In 2005, YISAIPU was listed as the first tumor necrosis factor (TNF-α) inhibitor in the field of rheumatism in China, and was also the first fully human antibody drug listed in China, marking a Chinese company has for the first time penetrated into fully human therapeutic antibody drugs.

The National Medical Products Administration (NMPA) has approved three indications: rheumatoid arthritis (2005), ankylosing spondylitis and psoriasis (2007), and it has been listed in the western medicine part of the National Reimbursement Drug List as a Class B drug.

YISAIPU’s domestic market share has been leading since 2006, and it is also a domestic market leader in macromolecular immune system diseases.
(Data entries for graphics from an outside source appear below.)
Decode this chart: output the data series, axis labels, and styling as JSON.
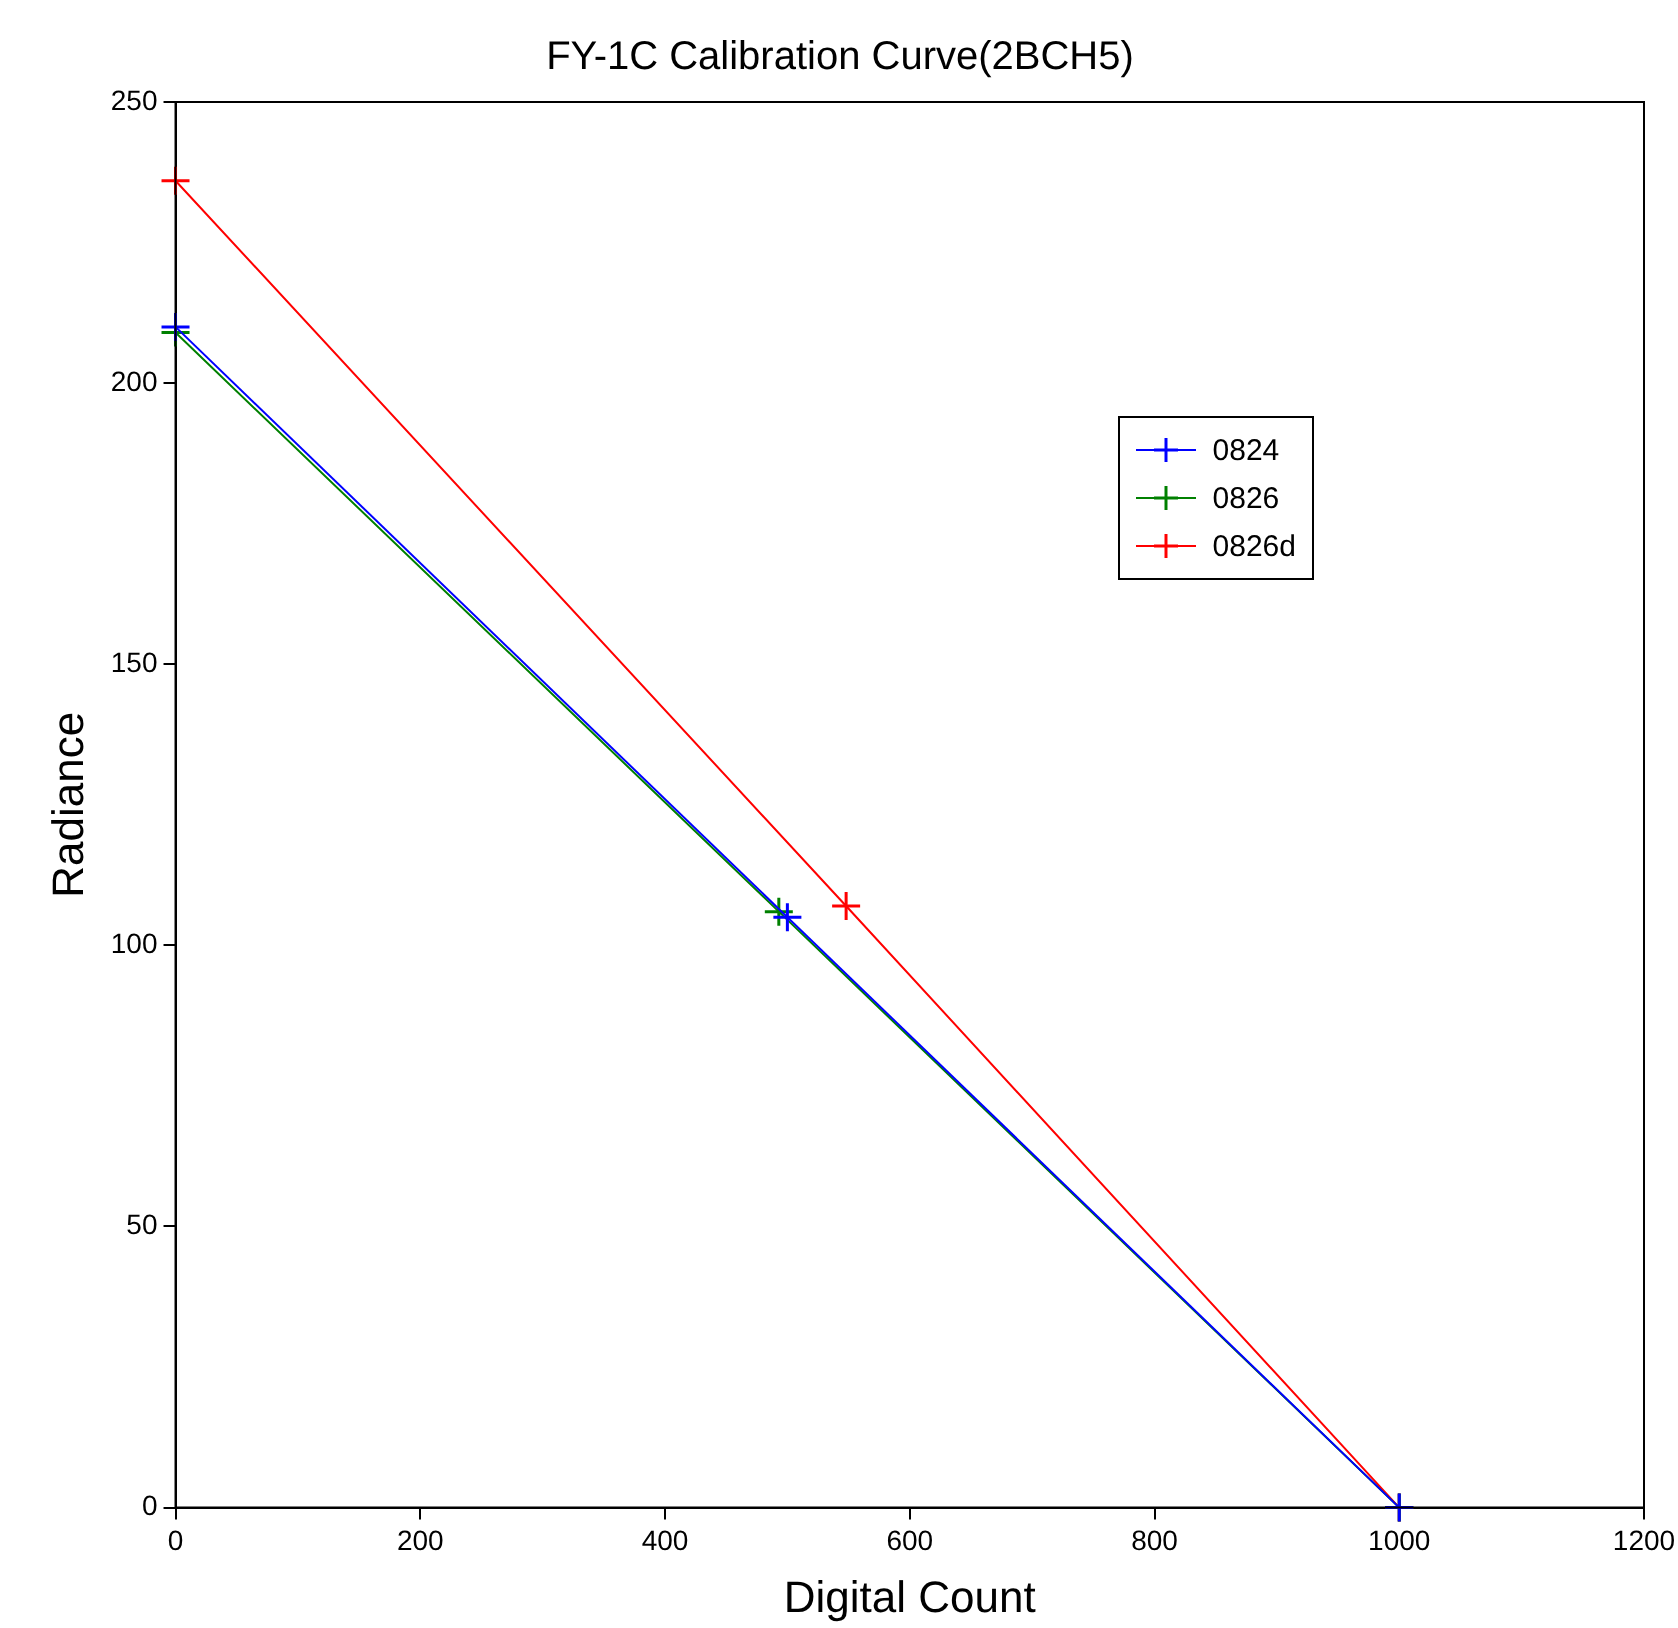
{
  "chart_data": {
    "type": "line",
    "title": "FY-1C Calibration Curve(2BCH5)",
    "xlabel": "Digital Count",
    "ylabel": "Radiance",
    "series": [
      {
        "name": "0824",
        "color": "#0000ff",
        "x": [
          0,
          500,
          1000
        ],
        "values": [
          210,
          105,
          0
        ]
      },
      {
        "name": "0826",
        "color": "#008000",
        "x": [
          0,
          493,
          1000
        ],
        "values": [
          209,
          106,
          0
        ]
      },
      {
        "name": "0826d",
        "color": "#ff0000",
        "x": [
          0,
          548,
          1000
        ],
        "values": [
          236,
          107,
          0
        ]
      }
    ],
    "xlim": [
      0,
      1200
    ],
    "xticks": [
      0,
      200,
      400,
      600,
      800,
      1000,
      1200
    ],
    "ylim": [
      0,
      250
    ],
    "yticks": [
      0,
      50,
      100,
      150,
      200,
      250
    ],
    "grid": false,
    "legend": "top right",
    "marker": "cross",
    "line_style": "solid"
  }
}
The “recombinant humanized anti-CD25 monoclonal antibody injection” (trade name: “Xenopax”), independently developed by the company, is currently the only humanized anti-CD25 monoclonal antibody drug approved for marketing in China. It has obtained the drug GMP certificate issued by the NMPA in June 2019 and was launched on the market in October 2019.

The product is for prevention of acute rejection after renal transplantation and can be combined with the routine immunosuppression regime to significantly improve the survival rate of transplanted organs and the quality of life of patients.

Cipterbin (Inetetamab for Injection) was formally approved in June 2020 as the first innovative anti-HER2 monoclonal antibody in China with the engineered Fc region, optimized production process and a stronger ADCC effect. Cipterbin obtained the GMP compliance certificate for drug production issued by the Shanghai Municipal Drug Administration in April 2020, and started to be available on the market in July 2020.

Research showed that in combination with chemotherapy drugs, it can significantly reduce the risk of disease progression in patients with HER2-positive metastatic breast cancer, improve the objective response rate, and prolong the progression-free survival of the patients.